Now, why couldn't he think of this? Or why couldn't his handlers work this out for him if he couldn't do it on his own?
Or he could say: If we allowed an abortion under those circumstances it would send a terrible message, that when someone reminds you of something extremely painful you can eliminate them. But you can't kill another human being just because their existence makes your life physically or emotionally burdensome.
"But," you might say, "it's my body and I can do what I want with it."
First, that's simply not true. This country is laced top to bottom with laws that govern what you can do with your body, and they're especially restrictive when your actions might harm another person.

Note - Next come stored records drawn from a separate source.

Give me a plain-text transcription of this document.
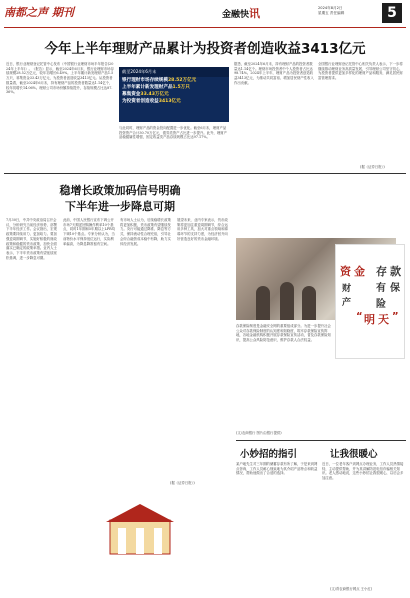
南都之声 期刊	金融快讯	2024年8月2日
星期五 责任编辑	5
今年上半年理财产品累计为投资者创造收益3413亿元
近日，银行业理财登记托管中心发布《中国银行业理财市场半年报告(2024年上半年)》。《报告》显示，截至2024年6月末，银行业理财市场存续规模28.52万亿元，较年初增长6.49%。上半年累计新发理财产品1.5万只，募集资金33.43万亿元，为投资者创造收益3413亿元。从投资者数量看，截至2024年6月末，持有理财产品的投资者数量达1.14亿个，较年初增长14.06%。理财公司市场份额持续提升，存续规模占比达87.36%。
截至2024年6月末
银行理财市场存续规模28.52万亿元
上半年累计新发理财产品1.5万只
募集资金33.43万亿元
为投资者创造收益3413亿元
与此同时，理财产品的资金投向配置进一步优化。截至6月末，理财产品投资资产合计30.70万亿元，债券类资产占比进一步提升。此外，理财产品稳健属性增强，固定收益类产品存续规模占比达97.17%。
据悉，截至2024年6月末，持有理财产品的投资者数量达1.14亿个。理财市场投资者中个人投资者占比达98.74%。2024年上半年，理财产品为投资者创造收益3413亿元，为推动共同富裕、增加居民财产性收入作出贡献。
全国银行业理财登记托管中心相关负责人表示，下一步将继续推动理财业务高质量发展，引导理财公司坚守初心，为投资者提供更加多样化的理财产品和服务，满足居民财富管理需求。
(据《证券日报》)
稳增长政策加码信号明确
下半年进一步降息可期
7月30日，中共中央政治局召开会议，分析研究当前经济形势，部署下半年经济工作。会议指出，宏观政策要持续用力、更加给力。要加强逆周期调节，实施好积极的财政政策和稳健的货币政策，加快全面落实已确定的政策举措。业内人士表示，下半年货币政策有望延续宽松基调，进一步降息可期。
此前，中国人民银行宣布下调公开市场7天期逆回购操作利率10个基点，同时1年期和5年期以上LPR均下调10个基点。专家分析认为，当前物价水平保持低位运行，实际利率偏高，为降息降准留有空间。
有市场人士认为，后续稳增长政策将更加积极，货币政策有望继续发力。央行可能通过降准、降息等方式，保持流动性合理充裕，引导社会综合融资成本稳中有降，助力实体经济发展。
展望未来，业内专家表示，货币政策将更加注重逆周期调节，综合运用多种工具，加大对重点领域和薄弱环节的支持力度，为经济回升向好营造良好的货币金融环境。
(据《证券日报》)
资 金
财
产
存 款
有 保
险
“ 明 天 ”
存款保险制度是金融安全网的重要组成部分。为进一步提升社会公众对存款保险制度的认知度和知晓度，筑牢存款保险宣传阵地，各地金融机构积极开展存款保险宣传活动，普及存款保险知识，提高公众风险防范意识，维护存款人合法权益。
(文/农商银行 图片由银行提供)
小妙招的指引	让我很暖心
某户地先生对三年期的储蓄存款有所了解，于是来到网点咨询，工作人员耐心细致地为其介绍产品特点和收益情况，帮助他做出了合适的选择。
近日，一位老年客户到网点办理业务，工作人员热情接待，主动提供帮助，并为其讲解防范电信诈骗相关知识。老人感动地说，这些小妙招让我很暖心，以后会多加注意。
(文/青农商银行网点 王小红)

But second--and more to the point--if that's really true then this exception for rape completely misses the issue. If you really can do what you want with your body, and if your body and no one else's body is involved, then abortion shouldn't just be allowed in the case of rape or incest; it should be allowed in every case.
He could say further: I'm really glad you brought this up, because it clarifies for us what the real issue is in abortion: What kind of living thing is resting in its mother's womb? If the unborn child is not a living person, then no excuse for abortion is necessary. If it is, then no excuse for abortion is adequate.
Ladies and gentlemen, let me make a very important point. These are not slick ways of sidestepping a tough issue. This is not clever "handling," or putting a deft "spin" on the issue. This is not rhetoric; it's moral education. And our country's leaders should not just tell us what to believe, they should give us understanding and justification. They should be able to tell us why to believe it, why this is a sound, moral, course of action. They should elevate us. That's what leaders do; they lead.
He could add: If I had a law on my desk that restricted abortion except in the cases of rape or incest I would sign it, even though I don't think rape and incest ought to be exceptions. I'd just rather save 98% of the children whose lives are taken through abortion rather than none.
"Well, Koukl, maybe you couldn't think of all these answers on your feet either." Maybe you're right. But first, I'm not running for President of the United States. Second, maybe I should be able to rattle that off in any situation when needed even if I wasn't running for President. Maybe every pro-lifer should be able to do that. Think of what's at stake. Are we concerned enough about this--or any important issue--to be able to understand what's at stake and be able to articulate it in a snappy way?